EDUCATION chiefs from the North East have criticised the Government’s plans to change school league tables so they include fewer vocational courses.

Just 70 vocational qualifications will count towards a school’s GCSE performance in future – a cut from more than 3,000 under the current system. The move is part of an attempt by the Government to stop schools encouraging youngsters to take qualifications that boost their league table position but do not help a pupil’s prospects.

However, school leaders from our region claim ministers have missed the point, stressing vocational qualifications can help pupils on to their career paths.

David Pearmain, headteacher at Kenton School in Newcastle and chairman of Schools North East, said the majority of pupils who study vocational courses take them alongside traditional subjects, such as maths and English.

“It’s about finding the right courses for the ambitions, needs and abilities of particular students and often they’re a mixture,” he said.

“Schools that will provide vocational subjects for some students and a mix for others will also provide, as my school does, very rigorous GCSEs.”

Mr Pearmain added that many vocational courses were directly linked to the job the student wanted to do, such as engineering or hairdressing.

“I think the best vocational courses are where they are definitely linked to employers, often linked with apprenticeships and very rigorously related to that area of work,” he said.
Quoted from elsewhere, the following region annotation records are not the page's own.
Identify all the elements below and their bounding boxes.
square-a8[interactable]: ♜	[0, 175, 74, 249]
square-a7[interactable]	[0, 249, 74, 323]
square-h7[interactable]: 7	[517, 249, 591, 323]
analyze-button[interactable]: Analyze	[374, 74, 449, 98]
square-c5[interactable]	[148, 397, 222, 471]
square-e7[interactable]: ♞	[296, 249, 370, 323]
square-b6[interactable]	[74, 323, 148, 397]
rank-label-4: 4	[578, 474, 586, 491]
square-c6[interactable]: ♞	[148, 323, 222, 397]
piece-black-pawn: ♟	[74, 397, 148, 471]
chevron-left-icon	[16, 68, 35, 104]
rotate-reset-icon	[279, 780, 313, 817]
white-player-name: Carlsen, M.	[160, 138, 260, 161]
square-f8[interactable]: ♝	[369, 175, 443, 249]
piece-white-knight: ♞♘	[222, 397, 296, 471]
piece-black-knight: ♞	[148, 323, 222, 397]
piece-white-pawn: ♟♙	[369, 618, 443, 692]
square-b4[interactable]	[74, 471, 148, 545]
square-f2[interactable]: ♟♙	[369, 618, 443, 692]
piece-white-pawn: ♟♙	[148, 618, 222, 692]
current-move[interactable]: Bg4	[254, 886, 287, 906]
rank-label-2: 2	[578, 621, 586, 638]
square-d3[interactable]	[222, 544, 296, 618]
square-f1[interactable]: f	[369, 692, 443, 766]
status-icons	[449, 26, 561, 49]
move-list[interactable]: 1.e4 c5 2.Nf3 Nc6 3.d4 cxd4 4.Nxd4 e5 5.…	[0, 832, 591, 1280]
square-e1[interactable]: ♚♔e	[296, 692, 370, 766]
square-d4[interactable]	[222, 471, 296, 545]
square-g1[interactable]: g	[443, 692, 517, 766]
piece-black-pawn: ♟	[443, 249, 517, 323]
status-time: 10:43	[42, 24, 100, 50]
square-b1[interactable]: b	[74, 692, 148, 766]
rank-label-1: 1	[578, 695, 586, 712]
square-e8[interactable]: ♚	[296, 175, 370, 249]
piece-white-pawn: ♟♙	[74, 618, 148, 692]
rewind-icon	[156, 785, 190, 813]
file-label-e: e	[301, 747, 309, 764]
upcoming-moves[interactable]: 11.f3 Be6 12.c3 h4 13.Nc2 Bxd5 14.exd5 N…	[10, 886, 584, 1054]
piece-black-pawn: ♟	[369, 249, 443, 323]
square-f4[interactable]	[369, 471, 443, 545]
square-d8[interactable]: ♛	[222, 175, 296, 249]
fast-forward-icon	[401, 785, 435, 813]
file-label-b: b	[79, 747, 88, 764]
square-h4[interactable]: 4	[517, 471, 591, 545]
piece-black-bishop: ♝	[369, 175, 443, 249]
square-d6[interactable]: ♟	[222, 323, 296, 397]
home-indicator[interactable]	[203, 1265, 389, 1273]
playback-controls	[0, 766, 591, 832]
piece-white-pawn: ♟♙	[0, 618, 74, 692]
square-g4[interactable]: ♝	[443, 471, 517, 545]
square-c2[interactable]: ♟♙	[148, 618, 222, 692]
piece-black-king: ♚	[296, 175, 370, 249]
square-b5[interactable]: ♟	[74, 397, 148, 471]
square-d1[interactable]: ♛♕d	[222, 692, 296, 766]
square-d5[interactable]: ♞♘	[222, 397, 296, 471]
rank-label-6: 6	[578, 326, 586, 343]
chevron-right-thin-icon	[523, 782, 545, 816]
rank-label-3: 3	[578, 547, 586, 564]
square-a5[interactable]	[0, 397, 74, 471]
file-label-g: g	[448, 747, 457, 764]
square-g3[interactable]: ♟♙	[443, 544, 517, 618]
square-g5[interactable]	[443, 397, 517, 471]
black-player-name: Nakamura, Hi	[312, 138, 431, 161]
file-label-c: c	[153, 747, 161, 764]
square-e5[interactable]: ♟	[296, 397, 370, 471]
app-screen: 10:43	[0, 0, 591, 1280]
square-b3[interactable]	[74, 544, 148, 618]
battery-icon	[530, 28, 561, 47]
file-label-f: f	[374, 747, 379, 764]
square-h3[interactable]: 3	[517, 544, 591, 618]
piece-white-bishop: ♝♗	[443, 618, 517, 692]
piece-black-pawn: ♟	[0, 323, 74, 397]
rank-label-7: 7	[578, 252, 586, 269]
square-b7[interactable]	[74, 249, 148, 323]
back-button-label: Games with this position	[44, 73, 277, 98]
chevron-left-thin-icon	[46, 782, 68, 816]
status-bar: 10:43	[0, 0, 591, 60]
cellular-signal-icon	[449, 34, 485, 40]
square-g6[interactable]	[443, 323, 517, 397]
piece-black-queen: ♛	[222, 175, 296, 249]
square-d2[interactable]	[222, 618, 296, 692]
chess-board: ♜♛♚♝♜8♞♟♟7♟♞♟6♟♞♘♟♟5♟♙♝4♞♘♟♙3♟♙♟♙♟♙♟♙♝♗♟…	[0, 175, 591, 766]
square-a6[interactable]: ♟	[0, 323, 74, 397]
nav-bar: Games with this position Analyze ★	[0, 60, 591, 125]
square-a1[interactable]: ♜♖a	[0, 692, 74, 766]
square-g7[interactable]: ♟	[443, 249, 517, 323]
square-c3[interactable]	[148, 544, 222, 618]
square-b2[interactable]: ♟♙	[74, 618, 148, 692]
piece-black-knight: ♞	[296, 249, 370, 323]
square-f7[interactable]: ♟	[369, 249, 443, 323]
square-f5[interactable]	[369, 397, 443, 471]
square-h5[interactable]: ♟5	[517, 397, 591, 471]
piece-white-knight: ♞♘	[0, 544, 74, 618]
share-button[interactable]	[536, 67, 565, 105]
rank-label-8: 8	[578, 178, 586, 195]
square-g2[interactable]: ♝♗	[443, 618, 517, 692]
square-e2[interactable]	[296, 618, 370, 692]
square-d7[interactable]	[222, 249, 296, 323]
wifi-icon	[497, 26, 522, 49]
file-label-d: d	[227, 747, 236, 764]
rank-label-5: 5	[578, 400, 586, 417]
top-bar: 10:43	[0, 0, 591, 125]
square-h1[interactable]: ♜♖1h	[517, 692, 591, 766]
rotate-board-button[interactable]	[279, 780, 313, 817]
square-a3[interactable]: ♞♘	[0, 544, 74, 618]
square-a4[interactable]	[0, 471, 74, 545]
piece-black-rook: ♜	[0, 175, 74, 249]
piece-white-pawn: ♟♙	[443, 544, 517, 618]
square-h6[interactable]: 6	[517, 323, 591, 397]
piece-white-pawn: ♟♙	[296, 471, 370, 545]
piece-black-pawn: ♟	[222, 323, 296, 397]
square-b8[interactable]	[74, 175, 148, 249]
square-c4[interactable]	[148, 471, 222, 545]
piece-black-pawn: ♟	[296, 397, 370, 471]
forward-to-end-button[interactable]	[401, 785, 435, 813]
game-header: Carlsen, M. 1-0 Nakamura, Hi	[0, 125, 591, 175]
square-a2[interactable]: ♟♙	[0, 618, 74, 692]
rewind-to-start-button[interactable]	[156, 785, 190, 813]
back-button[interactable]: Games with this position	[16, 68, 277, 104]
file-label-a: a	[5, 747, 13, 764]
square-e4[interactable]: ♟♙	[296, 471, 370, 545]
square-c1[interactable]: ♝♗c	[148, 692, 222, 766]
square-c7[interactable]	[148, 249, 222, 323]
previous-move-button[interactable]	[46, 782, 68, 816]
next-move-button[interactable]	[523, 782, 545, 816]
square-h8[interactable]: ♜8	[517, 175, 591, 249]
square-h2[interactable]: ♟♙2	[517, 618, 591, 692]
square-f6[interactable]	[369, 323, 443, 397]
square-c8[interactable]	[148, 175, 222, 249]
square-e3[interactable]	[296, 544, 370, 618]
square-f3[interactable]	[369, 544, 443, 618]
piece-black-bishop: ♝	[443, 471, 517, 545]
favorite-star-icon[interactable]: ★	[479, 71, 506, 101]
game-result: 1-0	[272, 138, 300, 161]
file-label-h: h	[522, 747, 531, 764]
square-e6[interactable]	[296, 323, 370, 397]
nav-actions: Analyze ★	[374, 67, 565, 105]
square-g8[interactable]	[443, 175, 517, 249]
A regional spokesman for the National Association of Head Teachers (NAHT) said vocational qualifications were in danger of being treated as “second class courses”.
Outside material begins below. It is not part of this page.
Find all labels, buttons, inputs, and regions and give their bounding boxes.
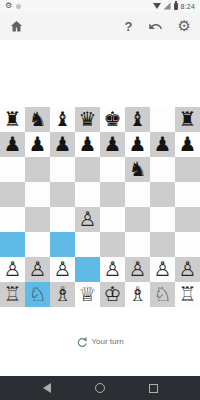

He added: “Playing with the equivalencies of vocational qualifications is part of the problem rather than the solution. Vocational qualifications are an essential part of the mix.” Plans to cut the numbers of “equivalent” qualifications were first announced by ministers last year after Professor Alison Wolf’s review of vocational education.

Under the current system, 3,175 vocational courses count in the league tables, and some of these are multiple GCSEs.

For example, a level two BTEC in horse care, one of the qualifications to be cut from the new style tables, is worth four GCSEs at grade C or higher.

The new system will see every qualification count equally in the tables.